Food Texture Basics
I hope you’ll find this guide useful in categorizing your own ideas of food texture. This is by no means comprehensive, nor are my food placements universal, so I am happy to discuss your different interpretations of texture in the comments!
I’ve also posted some articles on this topic on my Instagram. Some quotes below (the last being my favorite):
“The perception of food texture arises from the interaction of a food with mechanoreceptors in the mouth. It depends on neural impulses carried by multiple nerves. [It is] a key driver of the acceptance or rejection of foods.” (Science Daily)
“Texture...is also essential in identifying [food]. When researchers pureed and strained foods, young adults...were only able to identify 40.7% of them.
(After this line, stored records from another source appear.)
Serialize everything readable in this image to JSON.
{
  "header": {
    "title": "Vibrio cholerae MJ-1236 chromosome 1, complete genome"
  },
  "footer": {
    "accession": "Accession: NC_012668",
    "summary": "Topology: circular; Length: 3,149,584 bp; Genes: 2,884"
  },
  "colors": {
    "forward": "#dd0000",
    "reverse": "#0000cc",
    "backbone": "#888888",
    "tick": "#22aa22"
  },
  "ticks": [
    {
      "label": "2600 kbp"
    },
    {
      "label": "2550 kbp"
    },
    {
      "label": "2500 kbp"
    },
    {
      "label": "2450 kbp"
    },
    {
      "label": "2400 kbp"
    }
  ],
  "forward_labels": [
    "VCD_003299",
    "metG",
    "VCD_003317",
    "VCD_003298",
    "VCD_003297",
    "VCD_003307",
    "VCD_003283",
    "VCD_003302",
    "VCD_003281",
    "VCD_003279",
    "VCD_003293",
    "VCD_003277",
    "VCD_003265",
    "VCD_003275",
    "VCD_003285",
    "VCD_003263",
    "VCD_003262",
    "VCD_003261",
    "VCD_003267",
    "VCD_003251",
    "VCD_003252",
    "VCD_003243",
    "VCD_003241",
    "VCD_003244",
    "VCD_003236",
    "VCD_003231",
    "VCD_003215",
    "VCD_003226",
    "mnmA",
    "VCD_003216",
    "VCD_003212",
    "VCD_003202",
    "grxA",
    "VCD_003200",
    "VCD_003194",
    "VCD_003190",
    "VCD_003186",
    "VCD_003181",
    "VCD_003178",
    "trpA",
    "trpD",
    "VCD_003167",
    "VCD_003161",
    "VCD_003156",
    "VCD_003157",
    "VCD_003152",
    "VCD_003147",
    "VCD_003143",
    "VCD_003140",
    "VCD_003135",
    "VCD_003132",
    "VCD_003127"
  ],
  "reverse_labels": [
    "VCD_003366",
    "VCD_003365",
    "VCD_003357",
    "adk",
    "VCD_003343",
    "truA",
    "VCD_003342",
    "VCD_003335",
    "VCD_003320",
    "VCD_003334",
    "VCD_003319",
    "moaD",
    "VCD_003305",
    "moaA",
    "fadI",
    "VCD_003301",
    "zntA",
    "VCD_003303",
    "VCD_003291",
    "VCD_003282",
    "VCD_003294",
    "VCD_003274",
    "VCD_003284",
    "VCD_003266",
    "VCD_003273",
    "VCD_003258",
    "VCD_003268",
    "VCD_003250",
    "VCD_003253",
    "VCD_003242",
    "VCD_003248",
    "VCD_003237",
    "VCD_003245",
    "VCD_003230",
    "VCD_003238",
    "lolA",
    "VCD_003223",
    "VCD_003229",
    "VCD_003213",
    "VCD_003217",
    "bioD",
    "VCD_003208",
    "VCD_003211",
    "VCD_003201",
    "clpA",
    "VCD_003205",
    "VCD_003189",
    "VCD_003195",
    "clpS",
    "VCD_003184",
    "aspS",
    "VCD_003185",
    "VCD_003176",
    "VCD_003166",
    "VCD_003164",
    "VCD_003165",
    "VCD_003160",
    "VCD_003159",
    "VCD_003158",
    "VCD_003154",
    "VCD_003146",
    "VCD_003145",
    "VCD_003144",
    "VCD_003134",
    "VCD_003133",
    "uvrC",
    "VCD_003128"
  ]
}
Flavour alone is not enough.” (The Guardian)
“[The Japanese have] 406 terms for texture, compared to the paltry 78 offered by American English.” (Japan Times)
“Food sensory researchers break [down] chewing preferences into four categories. Chewers prefer foods that can be chewed for a long time, like gummy candy. Crunchers prefer foods that respond with a resounding crunch, like potato chips. Suckers prefer foods, like hard candy, that dissolve slowly over time. And smooshers, the laziest of all eaters, prefer soft creamy foods that spread across the mouth with minimal effort—like puddings.” (Popular Science) — I am proud to say that I AM A SMOOSHER!